Murphy gets unlikely people on the record supporting the critique of US reaction to the coup, and identifying it as having on-going impacts that neither the Lobo Sosa government nor the US want to recognize. As she writes,
Many [in Honduras] say the outcome of the coup is what pushed Honduras to where it is today: the world's most violent nation, according to the U.N.

Murphy also quotes include former ambassador to Honduras Cresencio Arcos, and Fulton Armstrong, a former CIA analyst. Armstrong describes the US reaction to the coup from the perspective of a senior staffer on the Senate Foreign Relations Committee.

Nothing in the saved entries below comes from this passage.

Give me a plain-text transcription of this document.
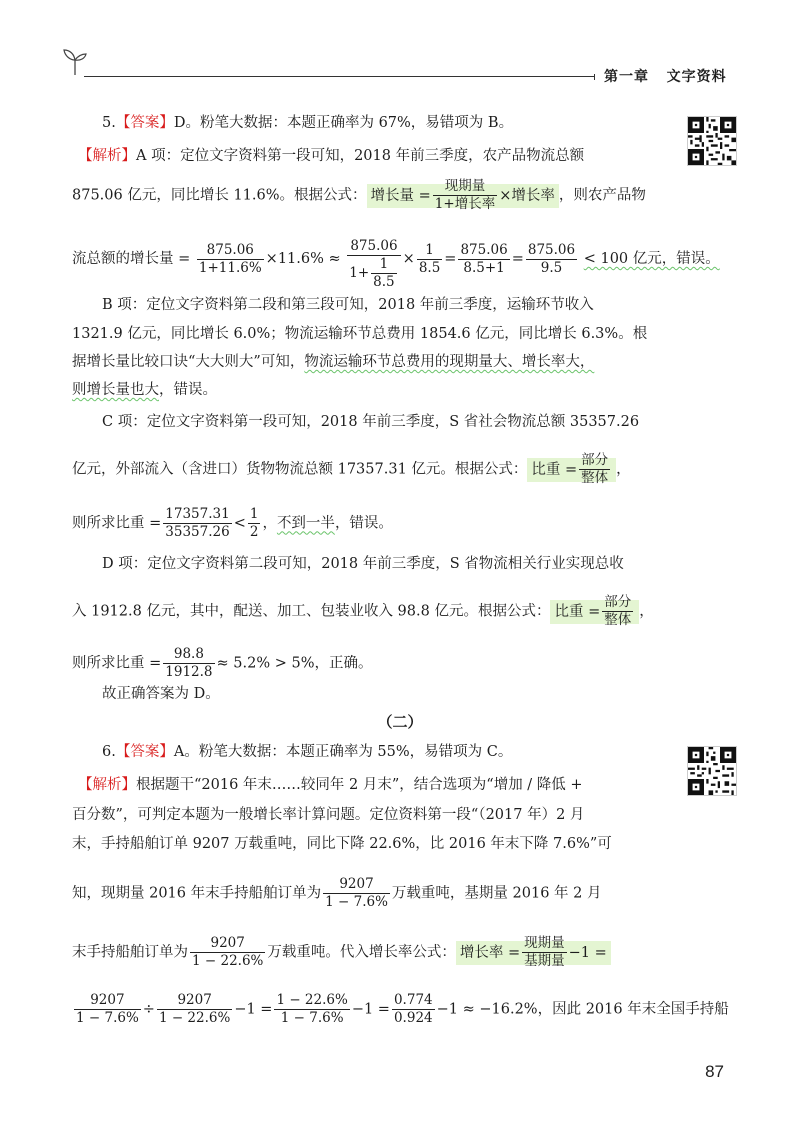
第一章   文字资料
5.【答案】D。粉笔大数据：本题正确率为 67%，易错项为 B。
【解析】A 项：定位文字资料第一段可知，2018 年前三季度，农产品物流总额
875.06 亿元，同比增长 11.6%。根据公式： 增长量 = $\frac{\text{现期量}}{\text{1+增长率}}$ ×增长率 ，则农产品物
流总额的增长量 = $\frac{875.06}{1+11.6\%} \times 11.6\% \approx \frac{875.06}{1+ \frac{1}{8.5}} \times \frac{1}{8.5} = \frac{875.06}{8.5+1} = \frac{875.06}{9.5} < 100$ 亿元，错误。
B 项：定位文字资料第二段和第三段可知，2018 年前三季度，运输环节收入
1321.9 亿元，同比增长 6.0%；物流运输环节总费用 1854.6 亿元，同比增长 6.3%。根
据增长量比较口诀“大大则大”可知，物流运输环节总费用的现期量大、增长率大，
则增长量也大，错误。
C 项：定位文字资料第一段可知，2018 年前三季度，S 省社会物流总额 35357.26
亿元，外部流入（含进口）货物物流总额 17357.31 亿元。根据公式： 比重 = $\frac{\text{部分}}{\text{整体}}$ ，
则所求比重 = $\frac{17357.31}{35357.26} < \frac{1}{2}$ ，不到一半，错误。
D 项：定位文字资料第二段可知，2018 年前三季度，S 省物流相关行业实现总收
入 1912.8 亿元，其中，配送、加工、包装业收入 98.8 亿元。根据公式： 比重 = $\frac{\text{部分}}{\text{整体}}$ ，
则所求比重 = $\frac{98.8}{1912.8} \approx 5.2\% > 5\%$，正确。
故正确答案为 D。
（二）
6.【答案】A。粉笔大数据：本题正确率为 55%，易错项为 C。
【解析】根据题干“2016 年末……较同年 2 月末”，结合选项为“增加 / 降低 +
百分数”，可判定本题为一般增长率计算问题。定位资料第一段“（2017 年）2 月
末，手持船舶订单 9207 万载重吨，同比下降 22.6%，比 2016 年末下降 7.6%”可
知，现期量 2016 年末手持船舶订单为 $\frac{9207}{1 - 7.6\%}$ 万载重吨，基期量 2016 年 2 月
末手持船舶订单为 $\frac{9207}{1 - 22.6\%}$ 万载重吨。代入增长率公式： 增长率 = $\frac{\text{现期量}}{\text{基期量}} -1$ =
$\frac{9207}{1 - 7.6\%} \div \frac{9207}{1 - 22.6\%} -1 = \frac{1 - 22.6\%}{1 - 7.6\%} -1 = \frac{0.774}{0.924} -1 \approx -16.2\%$，因此 2016 年末全国手持船
87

He is quoted saying
when you look at what was actually happening in Honduras, [Zelaya] really was a continuation of a halting but definitely forward-moving consolidation of democracy.

The thing that made us sit up and take notice, though, was what Murphy records from Rafael Callejas, president of Honduras from 1990 to 1994. Governing from the Partido Nacional, Callejas might be expected to support the arguments of the current administration of Porfirio Lobo Sosa. Instead, he argues that Zelaya was "too brash"

but says illegally ousting him has had huge repercussions.

"We're in a crisis. We went back 20 years. We lost again the issue of democracy," Callejas says. "Who rules in Honduras now? Really? Who rules? The people? The system? Or strength? I mean, that's the question that has to be solved."


That's news. When former Honduran presidents of the same party that gained power in the 2009 election says "We lost again the issue of democracy", that's news.

Unfortunately, no one now seems to be concerned to help Honduras regain the two decades of progress toward "consolidation of democracy".

To do that, you first have to admit what happened: and the US, the one country with the influence and resources to make a difference, has tied itself to the claim that Lobo Sosa presides over a government of "unity and reconciliation" that is improving human rights and cleaning up the security forces.

Reports like those by Murphy, and the refusal of scholars like Frank to be silenced, are critical to challenging that storyline.